Closed fintelia closed 6 years ago
Good idea! In this taxonomy, a worker thread processes exactly one replica at a time, before returning to the pool, correct?
I think the conventional solution for WorkerIndex
-like structures is to use UUIDs/GUIDs (to be able to tell apart workers returning from transient failures and newly started ones).
replica: single running instantiation of the nodes in a domain.
I assume this should say "in one shard of a domain"?
worker: component manages data plane operations
"A process that executes one or more replicas"?
I kind of want to call worker thread something else, because the simplification "thread" has so many meanings. Also, I can't use mod thread
and also use std::thread
:( "Processor"? "Executor"? " Other names?
"Processor" is a term already widely used in the data-flow literature for this purpose (albeit typically statically bound to a vertex). It doesn't seem too wild to say "a processor from the processor pool executes pending work at a replica".
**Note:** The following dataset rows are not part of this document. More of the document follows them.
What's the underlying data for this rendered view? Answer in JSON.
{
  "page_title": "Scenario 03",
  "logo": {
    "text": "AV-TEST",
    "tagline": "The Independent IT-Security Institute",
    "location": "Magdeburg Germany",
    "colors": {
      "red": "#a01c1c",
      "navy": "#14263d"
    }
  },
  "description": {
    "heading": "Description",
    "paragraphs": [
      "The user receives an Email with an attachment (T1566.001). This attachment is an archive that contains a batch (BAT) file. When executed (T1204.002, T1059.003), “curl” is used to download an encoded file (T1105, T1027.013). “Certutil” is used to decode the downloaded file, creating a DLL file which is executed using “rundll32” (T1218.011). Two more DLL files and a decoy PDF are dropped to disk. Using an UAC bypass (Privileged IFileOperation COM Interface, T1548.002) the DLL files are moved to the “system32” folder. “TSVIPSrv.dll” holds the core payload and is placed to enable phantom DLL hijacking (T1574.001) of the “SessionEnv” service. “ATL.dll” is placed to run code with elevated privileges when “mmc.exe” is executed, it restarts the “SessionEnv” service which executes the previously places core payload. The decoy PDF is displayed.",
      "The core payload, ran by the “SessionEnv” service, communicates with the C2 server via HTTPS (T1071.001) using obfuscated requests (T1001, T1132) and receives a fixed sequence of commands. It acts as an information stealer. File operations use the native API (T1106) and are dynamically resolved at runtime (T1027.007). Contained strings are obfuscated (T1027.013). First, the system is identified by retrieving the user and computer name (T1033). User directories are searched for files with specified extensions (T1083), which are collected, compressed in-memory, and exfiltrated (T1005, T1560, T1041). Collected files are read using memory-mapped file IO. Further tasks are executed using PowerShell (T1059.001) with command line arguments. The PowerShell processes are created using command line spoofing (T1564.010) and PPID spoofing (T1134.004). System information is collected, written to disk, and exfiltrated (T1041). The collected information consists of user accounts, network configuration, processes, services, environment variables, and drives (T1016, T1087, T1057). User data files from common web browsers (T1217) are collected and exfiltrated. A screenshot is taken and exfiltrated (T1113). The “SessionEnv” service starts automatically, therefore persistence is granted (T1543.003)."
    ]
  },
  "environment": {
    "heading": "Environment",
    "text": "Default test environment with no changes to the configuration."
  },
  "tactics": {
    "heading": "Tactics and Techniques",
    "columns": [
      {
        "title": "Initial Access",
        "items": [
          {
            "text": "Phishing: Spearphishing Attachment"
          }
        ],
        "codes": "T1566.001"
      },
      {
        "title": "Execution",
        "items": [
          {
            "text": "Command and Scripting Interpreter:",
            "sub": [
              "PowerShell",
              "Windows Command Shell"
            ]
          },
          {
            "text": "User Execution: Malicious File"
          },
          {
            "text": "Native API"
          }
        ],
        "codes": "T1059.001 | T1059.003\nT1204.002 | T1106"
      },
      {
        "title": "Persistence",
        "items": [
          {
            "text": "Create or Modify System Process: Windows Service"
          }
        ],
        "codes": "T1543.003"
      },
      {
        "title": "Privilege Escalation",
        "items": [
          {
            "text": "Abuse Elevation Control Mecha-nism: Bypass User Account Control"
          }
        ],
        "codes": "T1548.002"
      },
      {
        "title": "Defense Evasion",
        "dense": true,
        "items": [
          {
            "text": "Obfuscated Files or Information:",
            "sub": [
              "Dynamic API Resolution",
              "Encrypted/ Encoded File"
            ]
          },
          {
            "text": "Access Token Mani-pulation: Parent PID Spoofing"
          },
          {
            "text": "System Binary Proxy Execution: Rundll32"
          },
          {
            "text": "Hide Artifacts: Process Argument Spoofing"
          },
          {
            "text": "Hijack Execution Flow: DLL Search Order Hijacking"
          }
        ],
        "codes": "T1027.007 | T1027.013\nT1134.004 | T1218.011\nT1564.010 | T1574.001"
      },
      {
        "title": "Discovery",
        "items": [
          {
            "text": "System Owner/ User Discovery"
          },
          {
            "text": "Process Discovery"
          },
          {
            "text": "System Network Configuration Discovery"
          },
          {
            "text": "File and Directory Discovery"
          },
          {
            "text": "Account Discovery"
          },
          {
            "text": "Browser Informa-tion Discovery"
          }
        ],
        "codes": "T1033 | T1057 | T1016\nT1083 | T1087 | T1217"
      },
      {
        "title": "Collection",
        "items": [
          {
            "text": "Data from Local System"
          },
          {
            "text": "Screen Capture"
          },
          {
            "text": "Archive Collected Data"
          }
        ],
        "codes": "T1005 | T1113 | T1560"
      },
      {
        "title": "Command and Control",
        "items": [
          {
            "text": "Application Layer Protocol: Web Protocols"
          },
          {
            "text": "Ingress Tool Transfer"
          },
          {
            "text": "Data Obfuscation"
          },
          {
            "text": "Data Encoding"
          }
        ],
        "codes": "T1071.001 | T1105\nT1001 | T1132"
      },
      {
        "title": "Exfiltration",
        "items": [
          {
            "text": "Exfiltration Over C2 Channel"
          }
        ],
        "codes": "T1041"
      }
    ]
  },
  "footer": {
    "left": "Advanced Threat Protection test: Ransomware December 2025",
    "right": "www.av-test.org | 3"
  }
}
Yeah.. The downside of using "processor" is that CPUs are processors. The alternative @fintelia and I just discussed was instead using "worker" here, and then using a different word for what we now call "worker". "Host" maybe?
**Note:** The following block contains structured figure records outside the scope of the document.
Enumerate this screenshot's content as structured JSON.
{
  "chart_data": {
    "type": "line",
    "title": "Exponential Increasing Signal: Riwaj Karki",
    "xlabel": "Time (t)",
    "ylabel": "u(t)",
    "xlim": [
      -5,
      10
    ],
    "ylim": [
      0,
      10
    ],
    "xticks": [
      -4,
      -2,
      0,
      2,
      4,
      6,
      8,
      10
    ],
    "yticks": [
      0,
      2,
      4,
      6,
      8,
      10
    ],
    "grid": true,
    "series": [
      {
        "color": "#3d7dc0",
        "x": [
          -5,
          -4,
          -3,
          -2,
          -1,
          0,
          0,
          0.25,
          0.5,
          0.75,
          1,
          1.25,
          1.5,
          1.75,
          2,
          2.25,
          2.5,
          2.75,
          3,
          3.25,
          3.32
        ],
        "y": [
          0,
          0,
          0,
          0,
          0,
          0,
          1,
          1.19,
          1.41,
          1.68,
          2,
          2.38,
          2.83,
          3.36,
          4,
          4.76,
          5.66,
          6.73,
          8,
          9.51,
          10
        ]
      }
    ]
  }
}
"Host" seems suboptimal since you might run >1 Soup daemon/process per host; "process" or "instance" is perhaps more fitting. Or we just go back to the Soup theme and call the daemon process a "bowl" ;-)
Probably none of this matters very much, terms can change ;-)
I like "instance" since it doesn't have an existing well defined meaning and isn't tied to the Soup theme (and thus unsuitable for use in papers, etc)
So each instance has a worker pool of workers that execute the replicas assigned to that instance? And a replica is one copy (well, replica) of one shard of a domain?
a6a14cf4a04812986d40043065440923fc005f81 uses the word "Souplet" for instance, just until we settle on this. Instance still feels too generic. The commit only somewhat commits (heh) to this, in the sense that it doesn't also use that name to refer to the WorkerPool
that is spawned during local operation, but I think Souplet applies equally there.
As we move to distributed fault tolerant Soup, the terms we're using have become increasingly ambiguous and overloaded. I don't love all these names, but we should have terminology for all of the following concepts:
And for these higher level components...
We should also probably have distinct
DomainIndex
,ReplicaSetIndex
, andReplicaIndex
types as well asWorkerIndex
s to identify individual processes. Depending on how they're implemented, worker indexes may have to be randomly generated to avoid collisions.